Decades-long Harvard forest experiment finds warming soils may release “stable” carbon

A 37-year soil warming experiment in Massachusetts demonstrates that prolonged warming can destabilize forms of soil carbon previously considered resistant to decomposition. This process may create an additional feedback loop that accelerates climate change.
Since the late 1980s, researchers at Harvard Forest have heated underground soil plots by 5°C (9°F) above ambient temperatures, establishing the world’s longest-running soil warming experiment. The study indicates that decades of elevated temperatures have altered microbial activity, enabling microbes to decompose persistent organic matter and release additional carbon dioxide into the atmosphere.

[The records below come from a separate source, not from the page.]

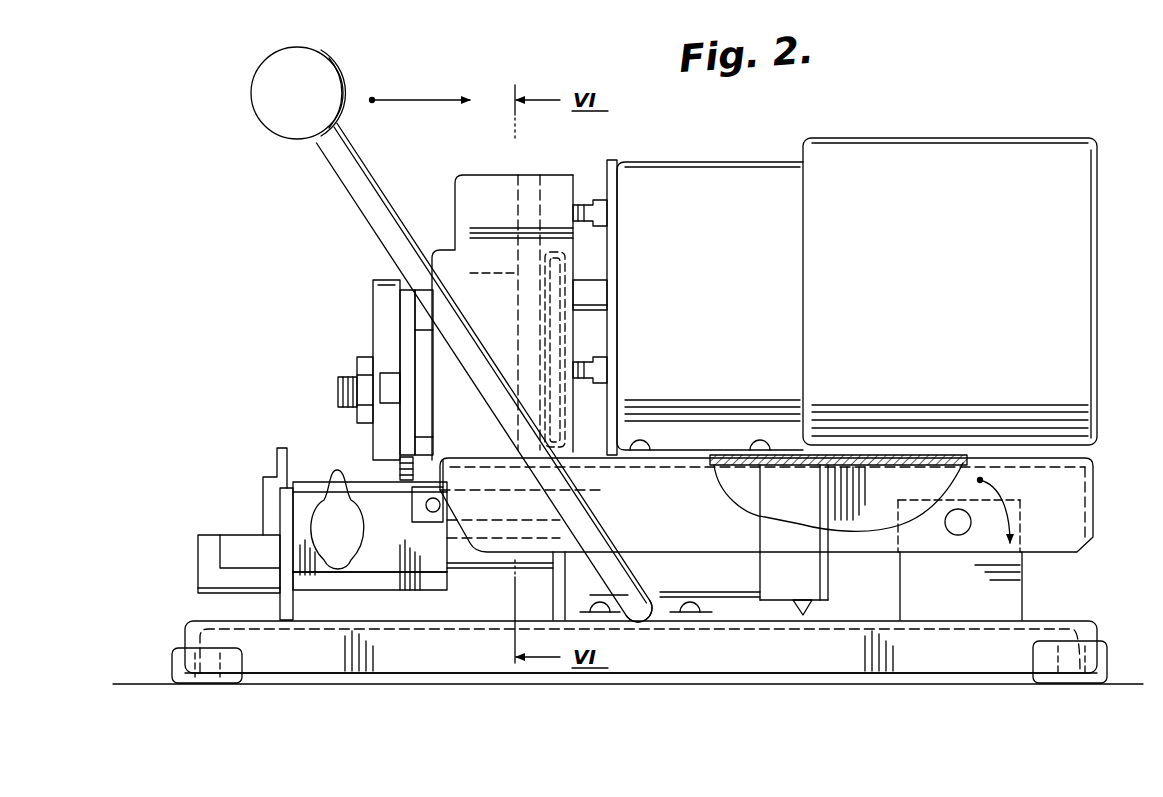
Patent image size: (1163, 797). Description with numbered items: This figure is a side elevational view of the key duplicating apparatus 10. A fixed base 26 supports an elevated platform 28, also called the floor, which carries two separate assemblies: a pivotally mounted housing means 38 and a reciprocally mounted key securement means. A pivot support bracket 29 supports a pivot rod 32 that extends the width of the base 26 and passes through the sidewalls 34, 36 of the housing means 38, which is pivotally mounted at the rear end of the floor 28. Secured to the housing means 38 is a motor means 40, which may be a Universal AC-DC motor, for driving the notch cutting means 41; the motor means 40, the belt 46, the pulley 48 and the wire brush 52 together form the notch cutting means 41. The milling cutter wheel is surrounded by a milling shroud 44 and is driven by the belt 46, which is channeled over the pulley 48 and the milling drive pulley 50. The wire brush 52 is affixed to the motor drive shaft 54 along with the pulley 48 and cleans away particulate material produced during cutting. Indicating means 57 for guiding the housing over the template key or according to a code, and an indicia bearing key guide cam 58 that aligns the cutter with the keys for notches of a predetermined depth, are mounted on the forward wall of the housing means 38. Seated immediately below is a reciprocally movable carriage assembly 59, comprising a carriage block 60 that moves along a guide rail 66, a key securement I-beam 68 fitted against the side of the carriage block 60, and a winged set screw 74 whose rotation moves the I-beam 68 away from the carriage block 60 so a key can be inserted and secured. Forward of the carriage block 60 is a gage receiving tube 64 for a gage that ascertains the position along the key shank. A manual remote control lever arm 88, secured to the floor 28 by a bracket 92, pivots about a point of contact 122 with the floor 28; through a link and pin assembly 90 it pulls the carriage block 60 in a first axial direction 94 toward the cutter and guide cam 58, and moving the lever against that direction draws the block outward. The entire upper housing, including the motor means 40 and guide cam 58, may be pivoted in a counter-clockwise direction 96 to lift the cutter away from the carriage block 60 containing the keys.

The key duplicating apparatus 10 is at (797, 115).
The fixed base 26 is at (641, 655).
The elevated platform 28 is at (220, 620).
The pivot support bracket 29 is at (995, 592).
The pivot rod 32 is at (955, 525).
The sidewall 34 is at (683, 478).
The sidewall 36 is at (885, 480).
The pivotally mounted housing means 38 is at (1060, 522).
The motor means 40 is at (1042, 190).
The notch cutting means 41 is at (365, 277).
The milling shroud 44 is at (388, 320).
The belt 46 is at (557, 343).
The pulley 48 is at (572, 268).
The milling drive pulley 50 is at (570, 412).
The wire brush 52 is at (533, 208).
The motor drive shaft 54 is at (600, 295).
The indicating means 57 is at (375, 455).
The indicia bearing key guide cam 58 is at (405, 395).
The carriage assembly 59 is at (250, 480).
The carriage block 60 is at (425, 580).
The gage receiving tube 64 is at (205, 548).
The guide rail 66 is at (502, 560).
The key securement I-beam 68 is at (370, 545).
The winged set screw 74 is at (330, 520).
The manual remote control lever arm 88 is at (332, 157).
The link and pin assembly 90 is at (492, 495).
The bracket 92 is at (665, 590).
The first axial direction 94 is at (412, 100).
The counter-clockwise direction 96 is at (995, 492).
The point of contact 122 is at (645, 620).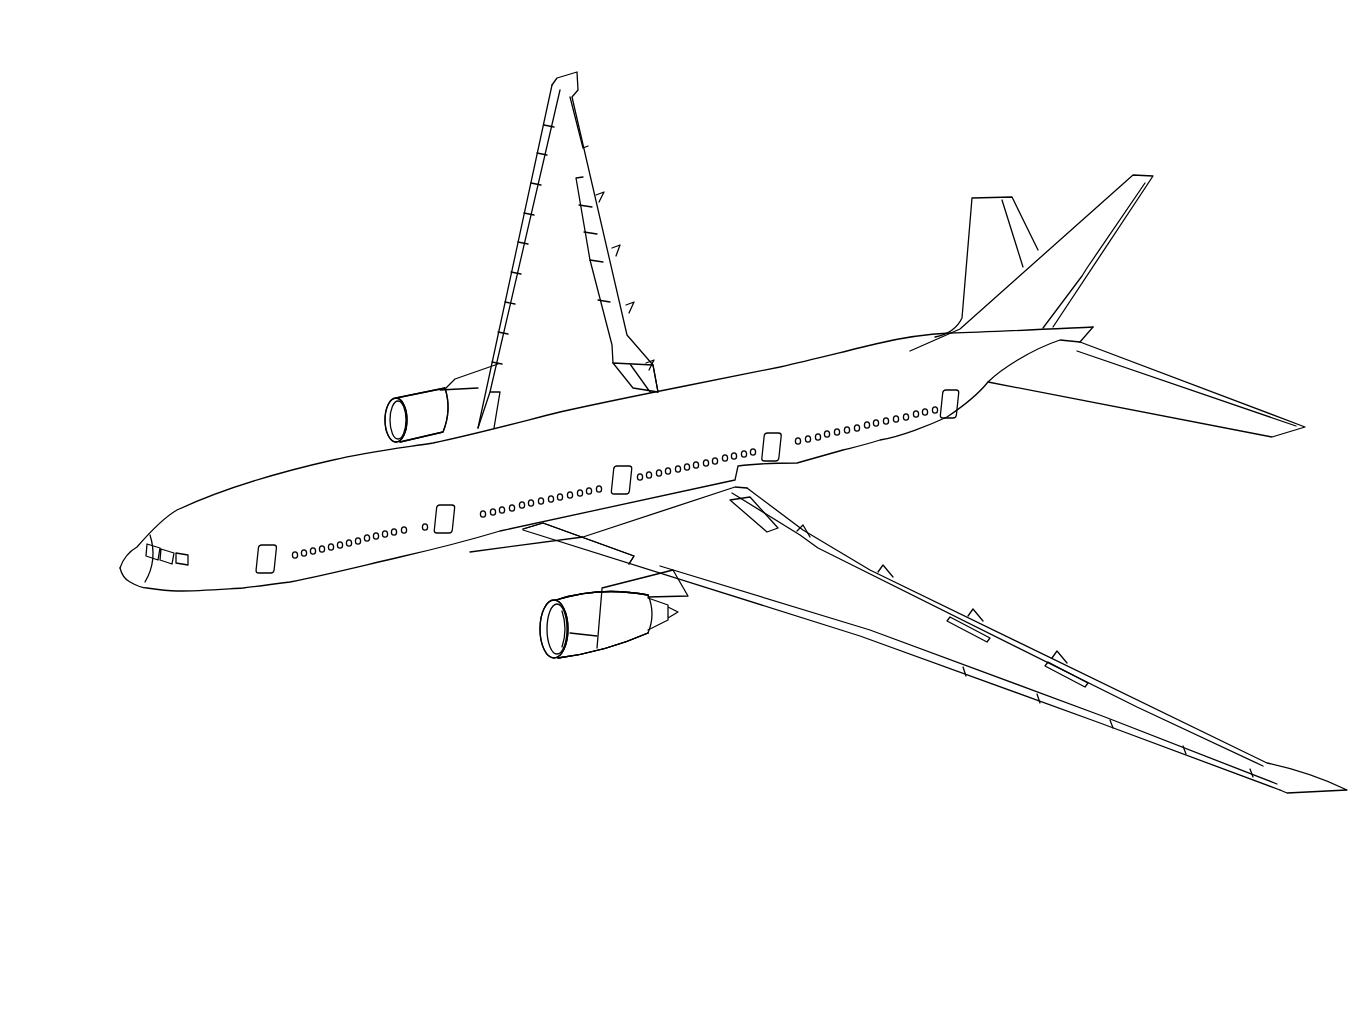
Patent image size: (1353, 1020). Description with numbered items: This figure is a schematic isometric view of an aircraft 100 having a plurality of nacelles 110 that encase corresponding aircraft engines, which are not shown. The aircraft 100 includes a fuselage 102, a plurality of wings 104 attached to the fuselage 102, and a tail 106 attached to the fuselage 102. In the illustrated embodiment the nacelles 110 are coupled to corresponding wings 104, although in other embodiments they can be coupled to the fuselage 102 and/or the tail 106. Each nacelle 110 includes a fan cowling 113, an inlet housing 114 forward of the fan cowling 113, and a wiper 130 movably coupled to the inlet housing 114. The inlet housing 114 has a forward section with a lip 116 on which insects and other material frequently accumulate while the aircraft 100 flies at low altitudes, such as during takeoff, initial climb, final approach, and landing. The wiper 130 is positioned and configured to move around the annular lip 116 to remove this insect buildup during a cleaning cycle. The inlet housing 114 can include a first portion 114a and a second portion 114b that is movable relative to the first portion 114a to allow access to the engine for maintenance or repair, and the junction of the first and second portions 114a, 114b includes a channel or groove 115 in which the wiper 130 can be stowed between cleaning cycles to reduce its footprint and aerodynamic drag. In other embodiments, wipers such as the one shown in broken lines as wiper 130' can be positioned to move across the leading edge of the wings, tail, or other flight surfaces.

“Soil holds more carbon globally than the atmosphere and all plant life combined,” the researchers stated. They noted that the gradual breakdown of these carbon reserves became evident only after decades of continuous warming. These findings challenge longstanding assumptions that certain forms of soil organic matter remain effectively sequestered for centuries.
Jerry Melillo, a distinguished scientist at the Marine Biological Laboratory and co-author of the study, explained that microbes play a central role in recycling nutrients and decomposing organic matter in forest ecosystems. As warming alters microbial communities, the loss of soil carbon may accelerate. Researchers further noted that incorporating these long-term soil responses into climate models could improve projections of future warming.
The study, titled “Three decades of continuous warming in temperate forests destabilizes persistent forms of soil organic matter,” was published on April 7, 2026, in Science of The Total Environment.